Chakraborty, P., & Serra, D. (2020). Gender and leadership in organizations: Promotions, demotions and angry workers.

US lab experimental study with (n=417) participants showed that if employees may react badly this has a differential impact on men's and women's self-selection into leadership roles and their performance if they become leaders. The study shows that especially low-rank employees send more angry messages to female managers, and are more likely to question their decisions.

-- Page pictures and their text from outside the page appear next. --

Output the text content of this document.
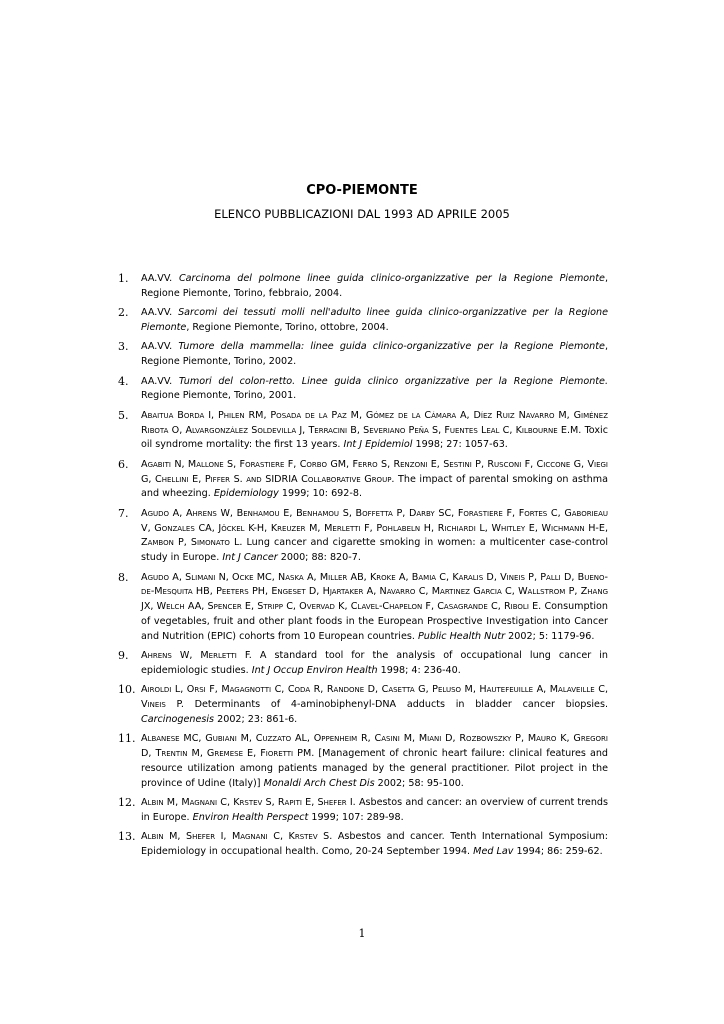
CPO-PIEMONTE
ELENCO PUBBLICAZIONI DAL 1993 AD APRILE 2005
1. AA.VV. Carcinoma del polmone linee guida clinico-organizzative per la Regione Piemonte, Regione Piemonte, Torino, febbraio, 2004.
2. AA.VV. Sarcomi dei tessuti molli nell'adulto linee guida clinico-organizzative per la Regione Piemonte, Regione Piemonte, Torino, ottobre, 2004.
3. AA.VV. Tumore della mammella: linee guida clinico-organizzative per la Regione Piemonte, Regione Piemonte, Torino, 2002.
4. AA.VV. Tumori del colon-retto. Linee guida clinico organizzative per la Regione Piemonte. Regione Piemonte, Torino, 2001.
5. Abaitua Borda I, Philen RM, Posada de la Paz M, Gómez de la Cámara A, Díez Ruiz Navarro M, Giménez Ribota O, Alvargonzález Soldevilla J, Terracini B, Severiano Peña S, Fuentes Leal C, Kilbourne E.M. Toxic oil syndrome mortality: the first 13 years. Int J Epidemiol 1998; 27: 1057-63.
6. Agabiti N, Mallone S, Forastiere F, Corbo GM, Ferro S, Renzoni E, Sestini P, Rusconi F, Ciccone G, Viegi G, Chellini E, Piffer S. and SIDRIA Collaborative Group. The impact of parental smoking on asthma and wheezing. Epidemiology 1999; 10: 692-8.
7. Agudo A, Ahrens W, Benhamou E, Benhamou S, Boffetta P, Darby SC, Forastiere F, Fortes C, Gaborieau V, Gonzales CA, Jöckel K-H, Kreuzer M, Merletti F, Pohlabeln H, Richiardi L, Whitley E, Wichmann H-E, Zambon P, Simonato L. Lung cancer and cigarette smoking in women: a multicenter case-control study in Europe. Int J Cancer 2000; 88: 820-7.
8. Agudo A, Slimani N, Ocke MC, Naska A, Miller AB, Kroke A, Bamia C, Karalis D, Vineis P, Palli D, Bueno-de-Mesquita HB, Peeters PH, Engeset D, Hjartaker A, Navarro C, Martinez Garcia C, Wallstrom P, Zhang JX, Welch AA, Spencer E, Stripp C, Overvad K, Clavel-Chapelon F, Casagrande C, Riboli E. Consumption of vegetables, fruit and other plant foods in the European Prospective Investigation into Cancer and Nutrition (EPIC) cohorts from 10 European countries. Public Health Nutr 2002; 5: 1179-96.
9. Ahrens W, Merletti F. A standard tool for the analysis of occupational lung cancer in epidemiologic studies. Int J Occup Environ Health 1998; 4: 236-40.
10. Airoldi L, Orsi F, Magagnotti C, Coda R, Randone D, Casetta G, Peluso M, Hautefeuille A, Malaveille C, Vineis P. Determinants of 4-aminobiphenyl-DNA adducts in bladder cancer biopsies. Carcinogenesis 2002; 23: 861-6.
11. Albanese MC, Gubiani M, Cuzzato AL, Oppenheim R, Casini M, Miani D, Rozbowszky P, Mauro K, Gregori D, Trentin M, Gremese E, Fioretti PM. [Management of chronic heart failure: clinical features and resource utilization among patients managed by the general practitioner. Pilot project in the province of Udine (Italy)] Monaldi Arch Chest Dis 2002; 58: 95-100.
12. Albin M, Magnani C, Krstev S, Rapiti E, Shefer I. Asbestos and cancer: an overview of current trends in Europe. Environ Health Perspect 1999; 107: 289-98.
13. Albin M, Shefer I, Magnani C, Krstev S. Asbestos and cancer. Tenth International Symposium: Epidemiology in occupational health. Como, 20-24 September 1994. Med Lav 1994; 86: 259-62.
1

Managerial decisions, such as promotions and demotions, please some employees and upset others. The authors examine whether having to communicate such decisions to employees, and knowing that employees may react badly, have a differential impact on men's and women's self-selection into leadership roles and their performance if they become leaders. In a novel laboratory experiment that simulates corporate decision-making, they find that women are significantly less likely to self-select into a managerial position when employees can send them angry messages. Once in the manager role, there is some evidence of gender differences in decision-making, but no difference in final outcomes, i.e., overall profits. Male and female managers use different language to motivate their employees, yet differences in communication styles emerge only when workers can send angry messages to managers. Finally, low-rank employees send more angry messages to female managers, and are more likely to question their decisions.